I feel really sorry for him, because I could definitely see that coming to pass. Whether we like to admit it or not, there are decent people out there who will have a tough time finding ANY mates let alone the right ones for them.

 

What do you say to somebody like that?

Posted

Well, I'd guess the chances are pretty good, we're just impatient creatures (probably a necessary trait in order for those chances to be as good as they are, tbh. :) )

Posted

Married and happy are two different things, sure, but that's up to the individuals in the marriage. At least they have a shot at happiness in that context, right?

 

That's pretty sad about your friend with CP... Poor guy. Kinda makes you wonder if there's a dating site for people with CP, though..

Posted
As an example I know a guy who is 21 and has CP. He's smart, sweet and driven, but he has never had a girlfriend despite having a lot of female friends. Once when my ex and I were together he asked "How long have you and Shadow been together?" Then he said, "I'll never have a girlfriend."

 

I feel really sorry for him, because I could definitely see that coming to pass. Whether we like to admit it or not, there are decent people out there who will have a tough time finding ANY mates let alone the right ones for them.

 

What do you say to somebody like that?

He's 21 years old. How can you make a shot call on someone who's barely started their lives, particularly someone who's probably been focused on whatever drives him, rather than his social skills? Now if you were to bring up the example of a 60 year old virgin, that would be another ballgame.

Posted
He's 21 years old. How can you make a shot call on someone who's barely started their lives, particularly someone who's probably been focused on whatever drives him, rather than his social skills? Now if you were to bring up the example of a 60 year old virgin, that would be another ballgame.

 

I hope you're right that I'm being overly pessimistic.

Posted
I hope you're right that I'm being overly pessimistic.
Yes, I do feel you're being overly pessimistic. Sooner or later, he's going to come into himself. Some of these guys take a little time to get their feet under them, in that men tend to define themselves by their accomplishments, like career, etc. If he's as driven as you think, he's going to succeed in whatever he chooses to do. When this happens, he'll gain confidence in himself, which equates to greater success with women.
Posted
Not necessarily. Some people just have really bad luck.

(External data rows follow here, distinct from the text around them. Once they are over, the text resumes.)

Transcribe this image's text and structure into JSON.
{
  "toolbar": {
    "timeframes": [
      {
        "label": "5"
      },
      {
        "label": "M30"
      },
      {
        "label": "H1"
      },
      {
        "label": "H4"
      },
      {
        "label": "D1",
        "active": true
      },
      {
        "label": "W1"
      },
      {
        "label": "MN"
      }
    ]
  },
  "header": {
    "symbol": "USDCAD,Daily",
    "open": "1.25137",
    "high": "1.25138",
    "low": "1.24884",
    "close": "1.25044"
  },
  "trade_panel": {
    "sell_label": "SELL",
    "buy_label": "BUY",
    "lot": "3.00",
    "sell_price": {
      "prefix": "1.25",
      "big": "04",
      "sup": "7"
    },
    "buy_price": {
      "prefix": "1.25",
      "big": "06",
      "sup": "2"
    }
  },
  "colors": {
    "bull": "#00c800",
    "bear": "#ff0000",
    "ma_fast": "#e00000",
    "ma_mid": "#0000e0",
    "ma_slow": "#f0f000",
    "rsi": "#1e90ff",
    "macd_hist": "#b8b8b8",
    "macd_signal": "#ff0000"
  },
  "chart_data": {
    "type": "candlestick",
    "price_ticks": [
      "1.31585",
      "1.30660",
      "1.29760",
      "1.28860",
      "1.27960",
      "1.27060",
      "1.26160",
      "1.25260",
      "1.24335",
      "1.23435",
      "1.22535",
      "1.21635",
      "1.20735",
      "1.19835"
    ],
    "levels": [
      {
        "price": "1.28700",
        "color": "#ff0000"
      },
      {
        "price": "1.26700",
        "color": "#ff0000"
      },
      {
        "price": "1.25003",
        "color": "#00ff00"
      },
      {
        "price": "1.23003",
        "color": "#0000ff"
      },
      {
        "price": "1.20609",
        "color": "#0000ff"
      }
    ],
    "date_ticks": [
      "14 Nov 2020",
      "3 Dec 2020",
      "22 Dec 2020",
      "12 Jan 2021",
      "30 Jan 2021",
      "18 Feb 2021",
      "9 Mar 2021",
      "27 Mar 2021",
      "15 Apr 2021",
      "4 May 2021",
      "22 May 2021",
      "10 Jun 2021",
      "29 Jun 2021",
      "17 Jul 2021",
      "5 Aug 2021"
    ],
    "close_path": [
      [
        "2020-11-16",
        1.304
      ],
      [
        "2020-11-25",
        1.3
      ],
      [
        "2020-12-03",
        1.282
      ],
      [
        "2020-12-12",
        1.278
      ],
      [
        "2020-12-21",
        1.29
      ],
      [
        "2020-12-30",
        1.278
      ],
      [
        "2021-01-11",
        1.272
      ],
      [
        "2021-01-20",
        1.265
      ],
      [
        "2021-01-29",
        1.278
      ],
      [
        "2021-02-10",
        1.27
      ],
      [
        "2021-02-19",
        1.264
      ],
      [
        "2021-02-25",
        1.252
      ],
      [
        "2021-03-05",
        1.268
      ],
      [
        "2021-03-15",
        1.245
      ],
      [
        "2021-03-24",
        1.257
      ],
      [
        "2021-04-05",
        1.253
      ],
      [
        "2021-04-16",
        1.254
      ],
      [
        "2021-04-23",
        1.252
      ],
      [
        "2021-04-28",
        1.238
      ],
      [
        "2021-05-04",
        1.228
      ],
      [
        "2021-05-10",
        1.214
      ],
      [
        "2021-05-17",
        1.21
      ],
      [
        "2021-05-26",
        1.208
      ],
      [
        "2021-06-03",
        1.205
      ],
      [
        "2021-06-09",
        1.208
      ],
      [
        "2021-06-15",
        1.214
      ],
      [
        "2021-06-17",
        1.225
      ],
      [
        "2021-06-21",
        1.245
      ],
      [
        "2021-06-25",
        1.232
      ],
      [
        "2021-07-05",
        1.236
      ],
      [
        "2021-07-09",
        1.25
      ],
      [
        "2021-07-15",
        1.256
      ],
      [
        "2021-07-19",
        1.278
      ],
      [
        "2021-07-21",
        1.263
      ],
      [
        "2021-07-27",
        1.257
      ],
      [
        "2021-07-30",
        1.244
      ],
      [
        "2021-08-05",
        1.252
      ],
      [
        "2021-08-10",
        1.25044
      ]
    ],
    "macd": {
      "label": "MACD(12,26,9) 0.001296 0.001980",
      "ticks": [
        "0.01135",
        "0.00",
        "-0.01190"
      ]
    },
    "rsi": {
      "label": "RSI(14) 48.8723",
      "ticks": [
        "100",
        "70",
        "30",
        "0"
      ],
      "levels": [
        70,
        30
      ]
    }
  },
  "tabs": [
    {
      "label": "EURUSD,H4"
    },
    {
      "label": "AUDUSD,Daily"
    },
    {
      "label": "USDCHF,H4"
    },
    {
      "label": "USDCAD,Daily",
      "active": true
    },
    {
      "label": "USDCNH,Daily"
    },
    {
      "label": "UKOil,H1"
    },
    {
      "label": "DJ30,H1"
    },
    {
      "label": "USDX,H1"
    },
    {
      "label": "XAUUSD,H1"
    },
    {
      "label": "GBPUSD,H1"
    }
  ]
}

Some people create their own bad luck, Isolde.

Posted
Some people create their own bad luck, Isolde.

 

True, and some don't.

Posted

Of course some people never find a mate.

 

Look at my generation in China. It's like over 60% male. Its statistically impossible for all of those guys to find women.

 

Also, England, upper-middle-class after WWI. I heard a radio program about it. Possibly This American Life.

 

In the British culture at that time you did not date (scratch that, term didn't exist back then) court/marry outside of your socio-economic class. In the War the upper-class young men were officers and the first guys outta the trenches(remember in that culture it was an honor to die in military service. They had somewhere near 90% casualty rate. They told the young ladies in finishing school that most of them would not get married. And, that's how it was. That was the first generation with lots of career women.